DRA. ELZA Um resultado de sucesso será aquele que alinhe a Justiça Social com a denominada “Ambição Climática” (que significa alcançar a diminuição das emissões dos gases de Efeito Estufa e as remoções desses gases da atmosfera – responsáveis pelo Aquecimento Global – através, por exemplo, do papel desempenhado pelas áreas verdes – rurais e florestais – na captura de carbono. Queremos ver o Brasil reafirmando seu compromisso com o desmatamento zero, com a economia de baixo carbono e com o necessário fortalecimento da governança municipal, especialmente, por meio dos representantes da sociedade civil nos Conselhos Municipais. Mas, sobretudo, queremos que o país se veja como potência climática, reconhecendo que proteger nossos biomas é proteger a todos – nos dias presentes, e nos dias vindouros, com as futuras gerações.
FV Qual é a mensagem mais importante que a senhora trará da COP 30 para a comunidade de Valinhos e, em especial, para os advogados e estudantes de Direito da nossa subseção, sobre o papel de cada um na agenda climática?

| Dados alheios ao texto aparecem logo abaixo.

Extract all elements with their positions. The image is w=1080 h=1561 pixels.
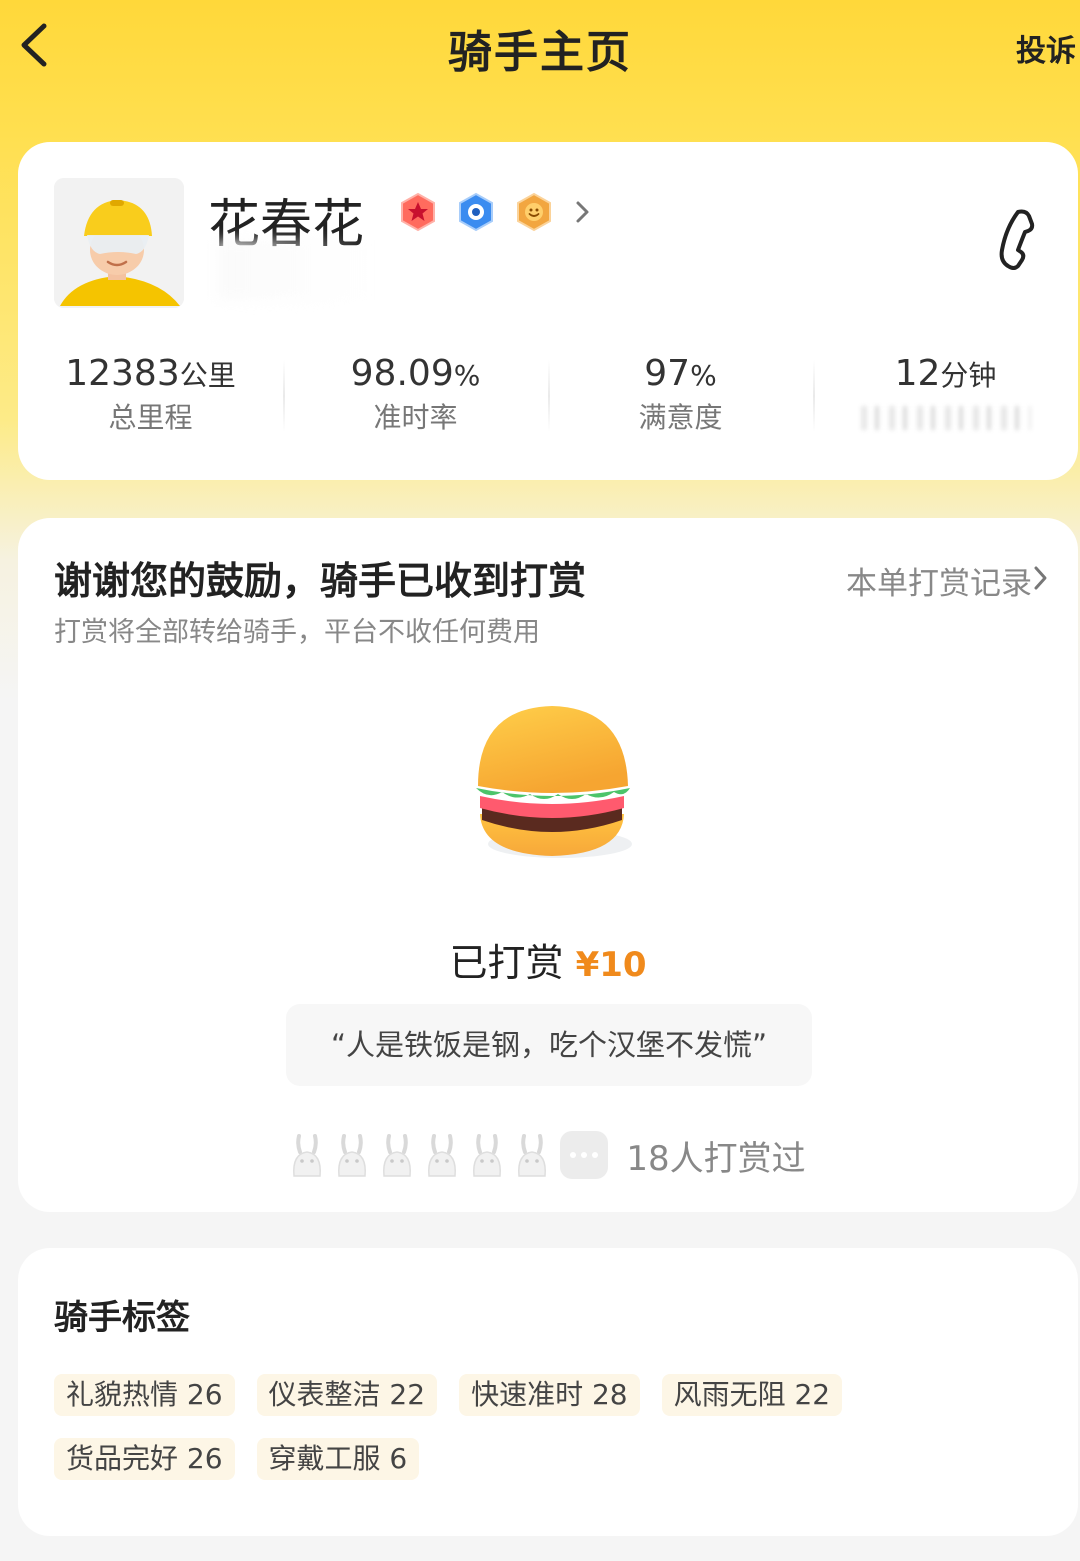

DRA. ELZA Minha mensagem é de fé, esperança e corresponsabilidade. A Advocacia tem o poder de transformar princípios em políticas, leis em práticas e compromissos em resultados concretos. A Agenda Climática não é uma pauta distante — ela começa localmente, no município, no escritório, na escola, na praça, na igreja, na casa de cada cidadão. Voltarei da COP 30 com o propósito renovado de fortalecer essa consciência: agir localmente é influenciar globalmente. E é isso que move o trabalho da COMCLIMA e da OAB Valinhos.